Pour limiter le prix de la viande, la ville achète des vaches montbéliardes vivantes et s’occupe de les conduire à l’abattoir. A partir de septembre, pommes de terre, carottes, betteraves bio vont faire également leur apparition dans les assiettes grâce à des aides apportées à un agriculteur local.
« Faire du bio, ce n’est pas intégrer bêtement des produits sans se préoccuper d’où ils viennent, insiste Didier Thevenet. Je suis pour le commerce équitable local. » Les produits du terroir présentent un avantage majeur par rapport aux produits bio importés : limiter la pollution générée par le transport.
La ville de Brest a fait son entrée tout récemment dans le club de la restauration bio à l’occasion du renouvellement de la délégation de service public à la Sodexho en juillet 2007. « Nous avons commencé par remplacer les aliments qui contenaient le plus de produits phytosanitaires, carottes, pommes de terre, salades« , explique Marc Sawicki, maire adjoint chargé de l’éducation.
Aujourd’hui, l’objectif est de raccourcir les circuits de distribution. « Les carottes que nous importions d’Italie viennent désormais du nord du Finistère », explique Thierry Velly, responsable du service périscolaire de la ville.
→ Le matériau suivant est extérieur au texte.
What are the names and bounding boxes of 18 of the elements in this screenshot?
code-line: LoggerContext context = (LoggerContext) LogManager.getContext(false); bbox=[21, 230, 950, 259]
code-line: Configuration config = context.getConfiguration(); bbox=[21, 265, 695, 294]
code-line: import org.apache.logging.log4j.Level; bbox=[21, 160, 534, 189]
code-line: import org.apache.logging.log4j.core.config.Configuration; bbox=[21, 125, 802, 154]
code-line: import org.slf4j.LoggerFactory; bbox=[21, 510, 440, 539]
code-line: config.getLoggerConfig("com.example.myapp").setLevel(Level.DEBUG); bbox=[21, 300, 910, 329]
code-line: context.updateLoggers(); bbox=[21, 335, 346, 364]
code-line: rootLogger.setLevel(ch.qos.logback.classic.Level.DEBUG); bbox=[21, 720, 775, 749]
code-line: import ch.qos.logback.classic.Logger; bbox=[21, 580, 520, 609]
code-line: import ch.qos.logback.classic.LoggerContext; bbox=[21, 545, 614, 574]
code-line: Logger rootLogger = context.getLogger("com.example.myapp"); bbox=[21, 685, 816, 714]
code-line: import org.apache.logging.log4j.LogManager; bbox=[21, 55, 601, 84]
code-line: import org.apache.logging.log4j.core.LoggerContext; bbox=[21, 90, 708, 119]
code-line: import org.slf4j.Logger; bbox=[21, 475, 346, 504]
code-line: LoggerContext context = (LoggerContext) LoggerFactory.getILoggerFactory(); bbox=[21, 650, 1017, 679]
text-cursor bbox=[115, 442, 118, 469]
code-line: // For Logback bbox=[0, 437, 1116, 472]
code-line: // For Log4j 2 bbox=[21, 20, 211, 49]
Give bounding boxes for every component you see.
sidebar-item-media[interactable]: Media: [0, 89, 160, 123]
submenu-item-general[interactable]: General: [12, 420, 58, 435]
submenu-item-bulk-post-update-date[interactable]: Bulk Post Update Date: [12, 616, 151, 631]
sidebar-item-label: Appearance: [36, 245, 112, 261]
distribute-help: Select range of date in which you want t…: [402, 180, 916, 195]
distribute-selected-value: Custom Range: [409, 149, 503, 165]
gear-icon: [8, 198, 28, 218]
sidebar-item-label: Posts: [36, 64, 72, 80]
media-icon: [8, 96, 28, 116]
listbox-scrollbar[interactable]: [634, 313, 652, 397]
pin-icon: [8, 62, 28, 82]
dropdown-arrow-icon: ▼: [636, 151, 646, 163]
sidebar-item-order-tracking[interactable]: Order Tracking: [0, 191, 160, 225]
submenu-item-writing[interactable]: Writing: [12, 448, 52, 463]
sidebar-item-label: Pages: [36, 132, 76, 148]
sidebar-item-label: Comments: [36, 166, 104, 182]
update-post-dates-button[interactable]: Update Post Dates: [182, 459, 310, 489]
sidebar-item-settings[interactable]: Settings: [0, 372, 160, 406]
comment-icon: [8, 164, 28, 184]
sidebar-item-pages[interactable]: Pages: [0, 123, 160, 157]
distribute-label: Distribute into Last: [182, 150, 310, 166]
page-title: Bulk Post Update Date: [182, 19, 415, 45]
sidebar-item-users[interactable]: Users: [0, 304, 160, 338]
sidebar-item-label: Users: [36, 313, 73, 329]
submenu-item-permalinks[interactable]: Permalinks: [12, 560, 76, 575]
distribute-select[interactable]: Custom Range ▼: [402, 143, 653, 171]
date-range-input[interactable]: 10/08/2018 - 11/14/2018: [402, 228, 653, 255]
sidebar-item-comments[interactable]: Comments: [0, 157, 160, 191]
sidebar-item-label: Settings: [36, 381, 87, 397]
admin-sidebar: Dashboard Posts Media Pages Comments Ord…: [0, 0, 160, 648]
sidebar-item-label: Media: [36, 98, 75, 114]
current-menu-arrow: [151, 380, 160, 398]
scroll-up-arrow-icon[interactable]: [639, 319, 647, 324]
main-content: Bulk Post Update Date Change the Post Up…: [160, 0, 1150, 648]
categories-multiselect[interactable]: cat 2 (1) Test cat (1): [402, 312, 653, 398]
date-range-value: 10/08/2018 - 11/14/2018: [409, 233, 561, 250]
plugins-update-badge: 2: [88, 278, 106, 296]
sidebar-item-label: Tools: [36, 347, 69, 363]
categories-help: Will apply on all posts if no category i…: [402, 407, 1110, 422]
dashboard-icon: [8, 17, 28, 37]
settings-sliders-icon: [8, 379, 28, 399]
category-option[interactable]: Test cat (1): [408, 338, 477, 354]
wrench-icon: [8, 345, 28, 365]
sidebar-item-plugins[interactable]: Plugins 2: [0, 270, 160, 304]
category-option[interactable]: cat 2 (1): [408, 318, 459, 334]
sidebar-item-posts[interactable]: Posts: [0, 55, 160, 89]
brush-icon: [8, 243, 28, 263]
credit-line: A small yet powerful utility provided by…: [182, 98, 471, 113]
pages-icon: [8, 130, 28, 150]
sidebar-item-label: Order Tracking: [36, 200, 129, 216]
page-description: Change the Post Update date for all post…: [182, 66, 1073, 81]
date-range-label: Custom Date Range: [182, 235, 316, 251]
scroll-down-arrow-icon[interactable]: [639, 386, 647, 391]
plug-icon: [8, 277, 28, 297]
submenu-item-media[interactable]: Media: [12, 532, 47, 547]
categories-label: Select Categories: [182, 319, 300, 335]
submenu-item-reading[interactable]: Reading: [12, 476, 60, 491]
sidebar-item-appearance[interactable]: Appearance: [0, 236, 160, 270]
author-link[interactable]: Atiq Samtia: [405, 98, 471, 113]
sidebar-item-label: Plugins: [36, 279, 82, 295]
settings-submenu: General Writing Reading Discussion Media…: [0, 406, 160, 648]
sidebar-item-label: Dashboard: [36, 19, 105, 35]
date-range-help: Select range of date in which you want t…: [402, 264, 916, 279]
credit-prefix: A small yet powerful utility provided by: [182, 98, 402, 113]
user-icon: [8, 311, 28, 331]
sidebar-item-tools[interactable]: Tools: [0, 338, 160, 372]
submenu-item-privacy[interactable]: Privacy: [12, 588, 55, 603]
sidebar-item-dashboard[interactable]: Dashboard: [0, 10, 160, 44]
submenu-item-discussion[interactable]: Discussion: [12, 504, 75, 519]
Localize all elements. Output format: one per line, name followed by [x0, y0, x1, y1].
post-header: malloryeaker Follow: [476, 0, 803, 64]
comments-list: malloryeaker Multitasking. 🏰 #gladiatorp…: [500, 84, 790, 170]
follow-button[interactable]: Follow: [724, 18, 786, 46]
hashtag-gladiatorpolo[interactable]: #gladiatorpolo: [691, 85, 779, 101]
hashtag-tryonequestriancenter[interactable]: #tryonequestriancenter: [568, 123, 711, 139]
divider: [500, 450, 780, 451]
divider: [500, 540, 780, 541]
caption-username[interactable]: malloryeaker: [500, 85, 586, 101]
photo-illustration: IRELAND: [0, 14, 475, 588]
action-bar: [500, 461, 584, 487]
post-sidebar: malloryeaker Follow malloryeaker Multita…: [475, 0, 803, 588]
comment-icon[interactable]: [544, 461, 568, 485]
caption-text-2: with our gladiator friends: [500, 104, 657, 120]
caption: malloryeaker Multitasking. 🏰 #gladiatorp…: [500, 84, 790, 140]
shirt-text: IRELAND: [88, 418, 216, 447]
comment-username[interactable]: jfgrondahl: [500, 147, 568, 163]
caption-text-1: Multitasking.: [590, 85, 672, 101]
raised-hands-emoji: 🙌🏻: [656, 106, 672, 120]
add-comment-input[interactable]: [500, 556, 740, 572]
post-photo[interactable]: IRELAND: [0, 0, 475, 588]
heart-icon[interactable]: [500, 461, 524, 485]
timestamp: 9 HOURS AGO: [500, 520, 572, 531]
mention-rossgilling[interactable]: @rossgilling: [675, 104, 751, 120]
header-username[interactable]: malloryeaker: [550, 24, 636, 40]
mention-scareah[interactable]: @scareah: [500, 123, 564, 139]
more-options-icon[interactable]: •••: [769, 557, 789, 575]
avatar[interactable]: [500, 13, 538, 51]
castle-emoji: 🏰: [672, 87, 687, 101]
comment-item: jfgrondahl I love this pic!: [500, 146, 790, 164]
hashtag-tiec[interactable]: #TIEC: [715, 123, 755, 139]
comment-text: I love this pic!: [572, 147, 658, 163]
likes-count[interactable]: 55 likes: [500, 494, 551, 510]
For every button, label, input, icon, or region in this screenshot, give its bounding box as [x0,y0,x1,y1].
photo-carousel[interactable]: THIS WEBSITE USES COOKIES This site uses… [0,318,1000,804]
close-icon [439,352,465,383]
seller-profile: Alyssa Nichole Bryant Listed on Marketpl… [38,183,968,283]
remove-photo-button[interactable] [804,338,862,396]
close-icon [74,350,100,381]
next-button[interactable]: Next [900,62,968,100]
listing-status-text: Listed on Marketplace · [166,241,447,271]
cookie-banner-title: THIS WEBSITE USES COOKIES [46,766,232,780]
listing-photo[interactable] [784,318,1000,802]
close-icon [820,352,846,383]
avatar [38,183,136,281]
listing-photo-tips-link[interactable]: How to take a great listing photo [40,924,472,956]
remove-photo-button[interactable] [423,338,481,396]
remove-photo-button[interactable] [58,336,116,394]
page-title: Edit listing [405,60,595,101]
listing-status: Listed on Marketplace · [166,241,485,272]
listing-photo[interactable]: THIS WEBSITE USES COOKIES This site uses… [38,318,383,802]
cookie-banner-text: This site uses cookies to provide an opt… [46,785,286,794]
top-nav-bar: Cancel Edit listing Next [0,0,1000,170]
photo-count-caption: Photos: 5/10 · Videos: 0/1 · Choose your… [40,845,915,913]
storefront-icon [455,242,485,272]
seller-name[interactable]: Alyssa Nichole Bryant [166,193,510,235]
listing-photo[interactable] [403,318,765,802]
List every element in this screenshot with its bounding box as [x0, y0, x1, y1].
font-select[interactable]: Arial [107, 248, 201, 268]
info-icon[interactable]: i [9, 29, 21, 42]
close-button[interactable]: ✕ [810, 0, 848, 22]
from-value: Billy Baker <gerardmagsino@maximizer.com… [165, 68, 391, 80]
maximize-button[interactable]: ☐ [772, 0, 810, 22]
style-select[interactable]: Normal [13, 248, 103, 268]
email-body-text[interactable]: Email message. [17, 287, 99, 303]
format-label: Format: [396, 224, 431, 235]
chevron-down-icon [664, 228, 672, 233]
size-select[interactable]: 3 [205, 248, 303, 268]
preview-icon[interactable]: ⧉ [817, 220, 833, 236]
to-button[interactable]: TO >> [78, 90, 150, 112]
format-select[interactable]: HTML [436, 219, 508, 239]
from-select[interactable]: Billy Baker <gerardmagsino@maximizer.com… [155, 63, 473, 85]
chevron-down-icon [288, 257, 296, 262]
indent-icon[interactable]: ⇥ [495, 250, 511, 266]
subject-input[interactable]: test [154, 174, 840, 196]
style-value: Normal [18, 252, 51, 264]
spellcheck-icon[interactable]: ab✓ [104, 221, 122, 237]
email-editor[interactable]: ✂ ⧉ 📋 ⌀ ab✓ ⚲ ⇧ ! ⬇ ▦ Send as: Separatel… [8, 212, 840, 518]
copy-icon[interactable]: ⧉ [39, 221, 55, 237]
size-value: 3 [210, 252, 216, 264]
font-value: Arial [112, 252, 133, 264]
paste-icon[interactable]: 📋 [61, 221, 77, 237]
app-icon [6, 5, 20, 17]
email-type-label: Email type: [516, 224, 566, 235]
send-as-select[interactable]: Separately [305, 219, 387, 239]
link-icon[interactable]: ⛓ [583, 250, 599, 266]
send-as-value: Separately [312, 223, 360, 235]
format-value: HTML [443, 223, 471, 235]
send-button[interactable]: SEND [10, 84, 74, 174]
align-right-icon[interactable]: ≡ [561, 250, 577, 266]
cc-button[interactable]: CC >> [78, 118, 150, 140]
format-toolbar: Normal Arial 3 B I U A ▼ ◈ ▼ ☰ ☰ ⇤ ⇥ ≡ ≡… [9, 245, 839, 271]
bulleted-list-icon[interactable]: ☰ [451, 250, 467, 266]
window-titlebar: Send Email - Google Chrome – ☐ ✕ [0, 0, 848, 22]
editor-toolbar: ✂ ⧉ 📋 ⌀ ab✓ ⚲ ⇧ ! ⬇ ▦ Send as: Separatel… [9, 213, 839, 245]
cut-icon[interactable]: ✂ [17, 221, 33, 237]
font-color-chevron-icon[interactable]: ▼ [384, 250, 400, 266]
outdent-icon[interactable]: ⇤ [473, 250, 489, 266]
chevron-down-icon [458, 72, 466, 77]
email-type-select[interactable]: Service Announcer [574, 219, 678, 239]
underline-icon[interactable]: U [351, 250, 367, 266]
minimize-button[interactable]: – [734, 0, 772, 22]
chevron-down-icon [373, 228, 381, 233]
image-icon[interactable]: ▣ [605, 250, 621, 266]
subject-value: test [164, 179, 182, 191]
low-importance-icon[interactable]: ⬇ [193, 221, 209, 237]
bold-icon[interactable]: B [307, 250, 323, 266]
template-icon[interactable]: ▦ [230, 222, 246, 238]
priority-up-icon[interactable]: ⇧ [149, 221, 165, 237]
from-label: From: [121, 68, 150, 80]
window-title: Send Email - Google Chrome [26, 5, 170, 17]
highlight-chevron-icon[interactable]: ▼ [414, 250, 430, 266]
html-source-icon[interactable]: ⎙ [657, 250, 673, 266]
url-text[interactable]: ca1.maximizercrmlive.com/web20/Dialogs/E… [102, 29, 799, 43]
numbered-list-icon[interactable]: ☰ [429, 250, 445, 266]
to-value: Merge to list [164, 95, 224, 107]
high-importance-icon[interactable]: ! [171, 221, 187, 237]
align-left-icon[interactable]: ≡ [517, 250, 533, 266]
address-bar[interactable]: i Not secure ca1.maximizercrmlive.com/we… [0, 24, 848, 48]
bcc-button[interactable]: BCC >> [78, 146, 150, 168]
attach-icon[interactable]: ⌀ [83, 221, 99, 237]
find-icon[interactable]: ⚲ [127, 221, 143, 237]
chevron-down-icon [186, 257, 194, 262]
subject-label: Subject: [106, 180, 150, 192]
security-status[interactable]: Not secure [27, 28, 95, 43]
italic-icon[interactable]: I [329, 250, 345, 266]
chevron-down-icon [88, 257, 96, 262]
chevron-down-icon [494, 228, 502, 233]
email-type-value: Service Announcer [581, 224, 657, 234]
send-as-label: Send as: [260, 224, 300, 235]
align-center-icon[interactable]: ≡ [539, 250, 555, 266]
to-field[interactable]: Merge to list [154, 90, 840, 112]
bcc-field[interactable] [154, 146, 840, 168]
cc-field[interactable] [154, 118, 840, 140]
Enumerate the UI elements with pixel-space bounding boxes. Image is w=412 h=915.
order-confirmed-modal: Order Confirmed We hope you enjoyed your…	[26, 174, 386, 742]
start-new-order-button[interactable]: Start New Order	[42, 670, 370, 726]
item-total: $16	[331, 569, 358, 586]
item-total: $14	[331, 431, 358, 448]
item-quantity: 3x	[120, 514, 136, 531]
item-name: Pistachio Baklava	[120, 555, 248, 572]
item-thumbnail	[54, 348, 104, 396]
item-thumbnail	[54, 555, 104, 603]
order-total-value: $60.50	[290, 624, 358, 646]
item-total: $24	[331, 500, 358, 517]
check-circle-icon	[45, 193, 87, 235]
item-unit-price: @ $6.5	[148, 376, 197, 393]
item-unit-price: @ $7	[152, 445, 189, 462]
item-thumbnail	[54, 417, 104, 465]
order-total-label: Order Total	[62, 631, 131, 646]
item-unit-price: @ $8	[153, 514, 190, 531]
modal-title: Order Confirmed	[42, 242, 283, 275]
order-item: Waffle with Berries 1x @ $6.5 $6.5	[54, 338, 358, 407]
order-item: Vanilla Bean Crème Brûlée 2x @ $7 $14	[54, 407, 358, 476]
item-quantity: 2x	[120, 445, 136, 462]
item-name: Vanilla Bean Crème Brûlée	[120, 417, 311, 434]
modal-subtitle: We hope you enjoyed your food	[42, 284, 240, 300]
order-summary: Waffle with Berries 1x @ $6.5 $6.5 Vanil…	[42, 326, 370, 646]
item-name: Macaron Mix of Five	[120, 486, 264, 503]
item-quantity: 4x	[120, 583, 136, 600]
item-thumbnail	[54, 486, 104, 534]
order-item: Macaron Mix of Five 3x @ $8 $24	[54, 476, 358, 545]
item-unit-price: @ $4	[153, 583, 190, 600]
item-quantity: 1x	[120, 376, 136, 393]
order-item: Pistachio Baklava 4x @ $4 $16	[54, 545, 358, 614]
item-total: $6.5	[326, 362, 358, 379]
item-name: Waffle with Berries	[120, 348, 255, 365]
Un travail de persuasion et de sensibilisation a également été engagé auprès des enfants, parfois déconcertés par l’apparence et le goût des produits naturels.
Premier département bio de France, la Drôme a lancé, en 2004, le programme « Manger mieux, manger bio » qui concerne aujourd’hui plus de la moitié des collèges. Reste que toutes les collectivités n’ont pas la chance d’avoir des filières locales d’approvisionnement. « Il est plus simple de faire du bio à Lorient qu’à Paris, explique Jean-Jacques Azan, directeur de la restauration scolaire dans le 12e arrondissement. Nous avons connu plusieurs déconvenues liées à des ruptures d’approvisionnement. Du coup, nous avons privilégié les produits frais. » En septembre, la cuisine du 12e arrondissement renouvelle l’expérience sur les féculents bio. « Si on est livré correctement, on poursuivra sur l’année« , prévoit M. Azan.
Les conclusions du Grenelle de l’environnement, qui fixent à 15 % en 2010 et à 20 % en 2012 la part des produits biologiques dans la restauration collective publique, sont-elles réalistes ? Pour y parvenir, le gouvernement a fixé l’objectif de porter à 6 %, en 2013, et 20 %, en 2020, la part de la surface agricole utile dévolue au bio. « Il n’y a pas actuellement de mesures suffisamment incitatives pour que la production conventionnelle se tourne vers le biologique », considère Eric Grunewald, de la Fédération nationale d’agriculture biologique. « L’élargissement du système d’aide est actuellement en discussion », assure Elizabeth Mercier, directrice de l’Agence Bio. En attendant, les Assises nationales de l’agriculture biologique, à Paris, le 8 octobre, seront consacrées à la restauration collective et présenteront les bonnes pratiques en la matière.